Bertrand is not your stereotypical ex-rugby player. Courteous, attentive with a natural presence (accentuated by his tall rugby playing frame) when we meet in London he studiously guides me through several different vintages of his wine. This is not the story of a rich ex-sportsman who is playing at making wine and it feels more than just a second career.
“After rugby I turned my passion only for wine,” he says.
This weekend he will host a lunch at le Fouquet on the Champs Élysées before heading to the France v England game at the Stade de France. A natural synergy of both his appreciation of wine and rugby.
It was drinking wine which led him to biodynamics. When he was a young man he had a slight problem with his liver, a meeting with homeopathic doctor Francis Mazel cured him of his ailment and that is when the germ of an idea to use the same principles in farming was sown.
He says he is convinced that the biodynamic process is the best way for wines to show their true character.
So is he right and what effect does biodynamic winemaking have on the taste and flavour of the wine? During the course of the last ten years I have tasted many biodynamic and non biodynamic wines. In very general terms I would say that biodynamic wines have more freshness, purity and are texturally lighter. In short, they feel more alive, there is more vitality and they have a more pronounced fruit character. The flip side is that, in some cases, during a difficult growing season I have observed the wines can throw up some unusual characteristics. But this is a small quibble.
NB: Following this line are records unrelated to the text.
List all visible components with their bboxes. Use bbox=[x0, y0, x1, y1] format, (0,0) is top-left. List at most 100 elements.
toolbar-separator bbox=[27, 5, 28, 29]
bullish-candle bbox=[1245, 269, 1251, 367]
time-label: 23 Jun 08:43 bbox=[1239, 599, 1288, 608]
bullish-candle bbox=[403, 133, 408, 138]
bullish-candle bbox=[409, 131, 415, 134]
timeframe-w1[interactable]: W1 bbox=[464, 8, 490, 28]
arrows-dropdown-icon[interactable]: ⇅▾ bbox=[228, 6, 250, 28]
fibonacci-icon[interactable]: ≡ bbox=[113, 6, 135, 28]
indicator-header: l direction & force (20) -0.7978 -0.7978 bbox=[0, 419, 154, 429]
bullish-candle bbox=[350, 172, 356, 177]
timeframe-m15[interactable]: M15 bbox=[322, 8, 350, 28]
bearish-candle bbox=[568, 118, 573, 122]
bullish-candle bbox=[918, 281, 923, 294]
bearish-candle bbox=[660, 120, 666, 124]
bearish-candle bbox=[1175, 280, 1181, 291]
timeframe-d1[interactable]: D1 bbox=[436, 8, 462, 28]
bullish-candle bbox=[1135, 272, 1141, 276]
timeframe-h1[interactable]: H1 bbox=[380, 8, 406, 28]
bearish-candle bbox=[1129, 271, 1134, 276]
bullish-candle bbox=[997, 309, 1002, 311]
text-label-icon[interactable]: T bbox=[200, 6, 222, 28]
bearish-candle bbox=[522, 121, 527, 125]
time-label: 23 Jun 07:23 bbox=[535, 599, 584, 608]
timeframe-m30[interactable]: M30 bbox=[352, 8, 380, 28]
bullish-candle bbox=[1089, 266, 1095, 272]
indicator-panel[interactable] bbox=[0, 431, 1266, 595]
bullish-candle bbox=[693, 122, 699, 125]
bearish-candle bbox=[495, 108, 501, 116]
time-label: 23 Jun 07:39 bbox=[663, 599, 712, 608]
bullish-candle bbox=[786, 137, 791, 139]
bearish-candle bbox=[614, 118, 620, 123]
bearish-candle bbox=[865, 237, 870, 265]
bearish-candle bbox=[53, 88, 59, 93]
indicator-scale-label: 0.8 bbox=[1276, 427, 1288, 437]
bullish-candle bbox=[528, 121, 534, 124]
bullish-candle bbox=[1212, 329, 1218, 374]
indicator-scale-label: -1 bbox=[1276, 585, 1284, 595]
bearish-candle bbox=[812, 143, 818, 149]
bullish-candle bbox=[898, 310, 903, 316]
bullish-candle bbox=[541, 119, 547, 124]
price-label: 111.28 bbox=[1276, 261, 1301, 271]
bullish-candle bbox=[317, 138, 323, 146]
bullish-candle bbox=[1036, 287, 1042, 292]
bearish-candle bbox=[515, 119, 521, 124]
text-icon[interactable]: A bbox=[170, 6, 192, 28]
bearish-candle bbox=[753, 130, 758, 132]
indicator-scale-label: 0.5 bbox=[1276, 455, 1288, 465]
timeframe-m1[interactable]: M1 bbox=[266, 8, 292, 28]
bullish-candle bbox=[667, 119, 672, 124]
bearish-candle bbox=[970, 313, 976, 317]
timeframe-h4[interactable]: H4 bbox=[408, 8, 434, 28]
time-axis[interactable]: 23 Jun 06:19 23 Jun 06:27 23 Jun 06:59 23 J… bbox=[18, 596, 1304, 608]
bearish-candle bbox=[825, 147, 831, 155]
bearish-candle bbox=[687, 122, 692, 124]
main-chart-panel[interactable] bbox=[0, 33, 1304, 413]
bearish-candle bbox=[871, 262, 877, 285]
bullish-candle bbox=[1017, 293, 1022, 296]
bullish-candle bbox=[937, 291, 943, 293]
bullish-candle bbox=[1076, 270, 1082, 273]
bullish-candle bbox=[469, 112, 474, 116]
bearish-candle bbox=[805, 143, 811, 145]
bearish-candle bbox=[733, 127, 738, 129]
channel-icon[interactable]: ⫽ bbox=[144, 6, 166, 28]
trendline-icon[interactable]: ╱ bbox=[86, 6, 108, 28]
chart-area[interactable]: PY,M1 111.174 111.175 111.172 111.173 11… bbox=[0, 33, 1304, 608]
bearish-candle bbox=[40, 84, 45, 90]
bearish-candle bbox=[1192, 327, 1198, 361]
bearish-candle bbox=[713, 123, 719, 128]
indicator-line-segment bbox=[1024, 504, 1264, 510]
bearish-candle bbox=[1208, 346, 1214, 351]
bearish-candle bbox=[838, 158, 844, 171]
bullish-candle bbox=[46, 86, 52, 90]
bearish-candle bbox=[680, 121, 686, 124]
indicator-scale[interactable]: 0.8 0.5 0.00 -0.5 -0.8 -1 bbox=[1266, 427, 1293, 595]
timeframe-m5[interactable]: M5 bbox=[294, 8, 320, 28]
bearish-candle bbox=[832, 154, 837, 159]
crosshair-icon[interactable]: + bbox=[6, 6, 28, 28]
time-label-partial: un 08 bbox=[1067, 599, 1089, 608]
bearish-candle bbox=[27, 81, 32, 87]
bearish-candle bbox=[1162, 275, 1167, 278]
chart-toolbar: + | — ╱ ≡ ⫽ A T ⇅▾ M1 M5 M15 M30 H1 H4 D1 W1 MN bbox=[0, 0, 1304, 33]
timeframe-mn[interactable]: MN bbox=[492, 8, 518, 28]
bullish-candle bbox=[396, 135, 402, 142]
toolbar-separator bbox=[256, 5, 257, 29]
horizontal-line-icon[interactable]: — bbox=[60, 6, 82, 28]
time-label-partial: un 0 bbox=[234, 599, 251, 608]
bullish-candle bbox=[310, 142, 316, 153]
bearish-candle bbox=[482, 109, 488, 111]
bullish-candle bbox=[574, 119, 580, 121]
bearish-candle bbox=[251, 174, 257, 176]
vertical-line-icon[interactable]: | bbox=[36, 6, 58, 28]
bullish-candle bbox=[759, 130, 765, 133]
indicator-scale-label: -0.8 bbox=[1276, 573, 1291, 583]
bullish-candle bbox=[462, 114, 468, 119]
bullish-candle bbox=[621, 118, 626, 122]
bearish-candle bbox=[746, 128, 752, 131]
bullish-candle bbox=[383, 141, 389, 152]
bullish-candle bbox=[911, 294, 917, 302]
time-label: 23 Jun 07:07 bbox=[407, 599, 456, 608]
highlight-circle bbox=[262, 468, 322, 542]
Bertrand’s wines are a revelation. I kept noting down descriptions such as reserved, ethereal, fresh and pure.
He later confided in me that he works with Jean-Claude Berrouet who for decades fine tuned Petrus in Bordeaux.
“Every year I do a blending session with him. He delivers to me the purity of wine and the sense of detail, the ability to go deep into detail,” says Bertrand.
“He has the methodology of a scientist and the romance of a writer. I like when the wine is silky and velvet and when the fruit is coming first. I don’t want to have wine with too much oak.” Music to this wine critics ears. Of course, as well as biodymanics, it helps to have a master blender like Berrouet on board too.
Three to buy
Ignore anyone who says that Chardonnay is passé. This is an example that is brimming with clean, crisp, citrus notes. Fresh with a well-rounded and smooth mouth feel it has a light touch which means it slips down very easily.
No sooner have you lowered your nose into the glass than a wave of unctuous sweet dark fruit hits you, there is a nice violet character too. Very smooth with an after taste that seems to go on and on. A blend of Syrah, Grenache and Carignan this is a serious wine that will benefit from cellar ageing.
Dark and brooding this sits in the glass throwing up notes of spice, truffles, herbs and damp earth. Like all of Bertrand’s wines it has a very smooth texture but despite its weight and obvious power finishes off with a very fresh finish. Seriously good.